Son zamanlarda kitlesel turizmin kısıtlanması gündemde. Dünya çapındaki şehirler, kalabalıkları uzaklaştırmak ve yerel halkın yaşam kalitesini korumak için yollar arıyor. Ancak çoğu insanın muhtemelen daha önce duymadığı, gözlerden uzak kalmayı planlayan muhteşem bir lokasyon var. 40 yıldır adaya gelen ziyaretçilerin sayısını 400'le kısıtlayan ada halkı, bakın bu kuralın nedenini nasıl açıklıyor...
Altıncı nesil adalı Anthony Riddle, yaptığı açıklamada, "Bunu daha eşsiz bir şekilde ne kadar uzun süre koruyabilirsek, dünyada o kadar eşsiz oluruz." dedi.
Avustralya anakarasının doğu kıyılarından yaklaşık 600 km uzaklıkta bulunan bu destinasyonunda, atalarının nesillerdir yaptığı gibi evlerine saygı duyan ve evlerini koruyan yaklaşık 380 kişilik bir nüfus yaşıyor.

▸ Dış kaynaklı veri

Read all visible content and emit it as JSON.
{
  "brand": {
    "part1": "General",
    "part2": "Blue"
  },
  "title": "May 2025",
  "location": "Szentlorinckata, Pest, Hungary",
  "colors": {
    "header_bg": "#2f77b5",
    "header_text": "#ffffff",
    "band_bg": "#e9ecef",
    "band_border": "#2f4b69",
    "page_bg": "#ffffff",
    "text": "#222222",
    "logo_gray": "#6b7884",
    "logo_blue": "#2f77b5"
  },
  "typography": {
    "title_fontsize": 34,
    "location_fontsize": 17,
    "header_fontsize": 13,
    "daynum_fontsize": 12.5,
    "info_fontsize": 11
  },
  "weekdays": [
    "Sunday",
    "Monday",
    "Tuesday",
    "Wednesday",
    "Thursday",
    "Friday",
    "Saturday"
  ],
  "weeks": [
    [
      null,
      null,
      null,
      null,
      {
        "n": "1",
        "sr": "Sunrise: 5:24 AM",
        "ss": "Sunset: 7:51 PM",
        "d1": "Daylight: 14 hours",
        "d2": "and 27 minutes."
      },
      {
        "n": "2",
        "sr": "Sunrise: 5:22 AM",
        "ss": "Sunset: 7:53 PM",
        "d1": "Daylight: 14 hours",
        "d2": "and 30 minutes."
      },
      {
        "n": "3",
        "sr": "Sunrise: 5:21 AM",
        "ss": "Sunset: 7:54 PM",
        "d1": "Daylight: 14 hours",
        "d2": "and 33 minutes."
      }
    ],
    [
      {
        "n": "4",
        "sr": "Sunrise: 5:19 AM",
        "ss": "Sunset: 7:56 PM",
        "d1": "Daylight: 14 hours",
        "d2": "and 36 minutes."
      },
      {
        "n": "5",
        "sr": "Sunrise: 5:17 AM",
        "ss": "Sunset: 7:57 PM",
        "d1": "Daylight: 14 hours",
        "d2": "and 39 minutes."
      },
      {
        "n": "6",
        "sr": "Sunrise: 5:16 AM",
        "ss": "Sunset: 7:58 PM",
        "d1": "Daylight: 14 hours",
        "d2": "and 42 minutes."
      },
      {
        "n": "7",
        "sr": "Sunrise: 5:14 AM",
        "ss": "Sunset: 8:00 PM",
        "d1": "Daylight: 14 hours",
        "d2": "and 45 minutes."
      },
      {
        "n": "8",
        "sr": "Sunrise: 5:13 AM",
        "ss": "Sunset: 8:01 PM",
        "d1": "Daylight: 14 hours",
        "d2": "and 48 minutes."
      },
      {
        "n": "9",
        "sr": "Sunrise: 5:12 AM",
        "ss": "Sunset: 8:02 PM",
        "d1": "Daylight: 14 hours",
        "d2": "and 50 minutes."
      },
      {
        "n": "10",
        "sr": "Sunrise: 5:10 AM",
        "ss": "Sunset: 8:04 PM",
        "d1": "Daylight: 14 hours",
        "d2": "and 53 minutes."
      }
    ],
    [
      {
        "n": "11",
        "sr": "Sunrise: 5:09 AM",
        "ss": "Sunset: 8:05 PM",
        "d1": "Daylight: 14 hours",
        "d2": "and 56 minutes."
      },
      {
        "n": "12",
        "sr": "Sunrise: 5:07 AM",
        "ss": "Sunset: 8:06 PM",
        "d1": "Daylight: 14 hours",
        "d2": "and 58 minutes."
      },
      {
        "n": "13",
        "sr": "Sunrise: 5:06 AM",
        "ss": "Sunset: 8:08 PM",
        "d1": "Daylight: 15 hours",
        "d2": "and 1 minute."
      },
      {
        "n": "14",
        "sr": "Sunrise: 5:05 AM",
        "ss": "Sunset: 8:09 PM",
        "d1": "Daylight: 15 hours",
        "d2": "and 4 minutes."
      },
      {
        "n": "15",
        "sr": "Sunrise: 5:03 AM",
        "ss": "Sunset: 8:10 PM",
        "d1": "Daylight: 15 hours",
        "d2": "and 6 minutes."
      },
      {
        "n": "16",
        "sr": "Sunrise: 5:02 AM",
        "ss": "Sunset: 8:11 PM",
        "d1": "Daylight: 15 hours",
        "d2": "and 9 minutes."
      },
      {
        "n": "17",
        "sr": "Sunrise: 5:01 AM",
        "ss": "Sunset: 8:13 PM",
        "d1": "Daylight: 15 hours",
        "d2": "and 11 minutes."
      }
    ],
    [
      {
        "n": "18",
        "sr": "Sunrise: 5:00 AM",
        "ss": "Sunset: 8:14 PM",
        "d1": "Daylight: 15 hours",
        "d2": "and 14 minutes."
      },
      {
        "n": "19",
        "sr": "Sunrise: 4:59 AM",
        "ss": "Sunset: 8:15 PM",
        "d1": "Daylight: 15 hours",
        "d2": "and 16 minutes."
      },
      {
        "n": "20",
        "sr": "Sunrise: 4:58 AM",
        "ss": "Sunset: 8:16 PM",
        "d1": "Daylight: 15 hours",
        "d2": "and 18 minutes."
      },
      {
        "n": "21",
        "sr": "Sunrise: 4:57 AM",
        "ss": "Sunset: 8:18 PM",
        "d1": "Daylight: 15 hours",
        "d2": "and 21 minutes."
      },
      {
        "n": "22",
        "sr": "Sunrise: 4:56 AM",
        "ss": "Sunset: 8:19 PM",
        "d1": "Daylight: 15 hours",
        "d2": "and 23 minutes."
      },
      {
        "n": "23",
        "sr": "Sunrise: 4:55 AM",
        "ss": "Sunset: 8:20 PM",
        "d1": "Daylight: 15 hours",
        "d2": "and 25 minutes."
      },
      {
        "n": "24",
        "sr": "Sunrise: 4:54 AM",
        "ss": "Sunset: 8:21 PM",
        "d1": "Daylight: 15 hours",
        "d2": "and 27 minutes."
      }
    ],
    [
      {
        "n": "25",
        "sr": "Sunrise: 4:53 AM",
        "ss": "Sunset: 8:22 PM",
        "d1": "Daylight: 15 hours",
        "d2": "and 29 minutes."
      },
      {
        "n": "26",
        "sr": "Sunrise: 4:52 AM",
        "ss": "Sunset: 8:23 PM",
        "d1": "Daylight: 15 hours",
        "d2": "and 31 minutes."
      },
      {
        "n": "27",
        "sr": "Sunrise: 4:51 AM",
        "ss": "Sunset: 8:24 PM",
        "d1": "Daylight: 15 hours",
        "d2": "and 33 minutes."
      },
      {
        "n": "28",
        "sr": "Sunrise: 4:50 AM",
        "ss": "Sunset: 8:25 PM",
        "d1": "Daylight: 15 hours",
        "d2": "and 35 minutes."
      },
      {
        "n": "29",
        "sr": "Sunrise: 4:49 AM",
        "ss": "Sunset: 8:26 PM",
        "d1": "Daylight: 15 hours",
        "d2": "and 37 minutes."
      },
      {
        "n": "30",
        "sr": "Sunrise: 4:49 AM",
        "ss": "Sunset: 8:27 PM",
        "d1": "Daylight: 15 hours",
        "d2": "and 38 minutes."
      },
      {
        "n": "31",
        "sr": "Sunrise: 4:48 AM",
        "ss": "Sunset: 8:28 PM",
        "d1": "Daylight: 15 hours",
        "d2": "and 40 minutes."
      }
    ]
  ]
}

Adaya turizm ilk olarak 1947'de başladı, ancak 1970'lerin sonlarına doğru yerel halk, adanın eşsiz ekosistemini koruma ihtiyacının farkına vardı. Bu çaba, Lord Howe'un 1982'de UNESCO Dünya Mirası alanı olarak tanınmasını sağladı. İşte o zaman yerel liderler turizmi kısıtlamaya karar verdiler ve o zamandan beri bu kararlarından vazgeçmediler.
Adanın %85'inden fazlası doğal ormanlarla kaplı ve yaklaşık %70'i herhangi bir gelişmeye izin vermeyen Kalıcı Park Koruma Alanı'nda yer alıyor.
Ancak yerel halkın ve bilinçli turistlerin yoğun çabaları sayesinde Lord Howe'un doğal güzellikleri ve harikalarının günleri sayılı olabilir; iklim değiştikçe mercan beyazlaması resifleri öldürüyor ve yağmur ormanları ölüyor.
Ancak bu, adalıların çevre dostu yaşam tarzlarını sürdürmelerini engellemedi veya turistleri caydırmadı; destinasyona gidişler 2026 yılına kadar dolu.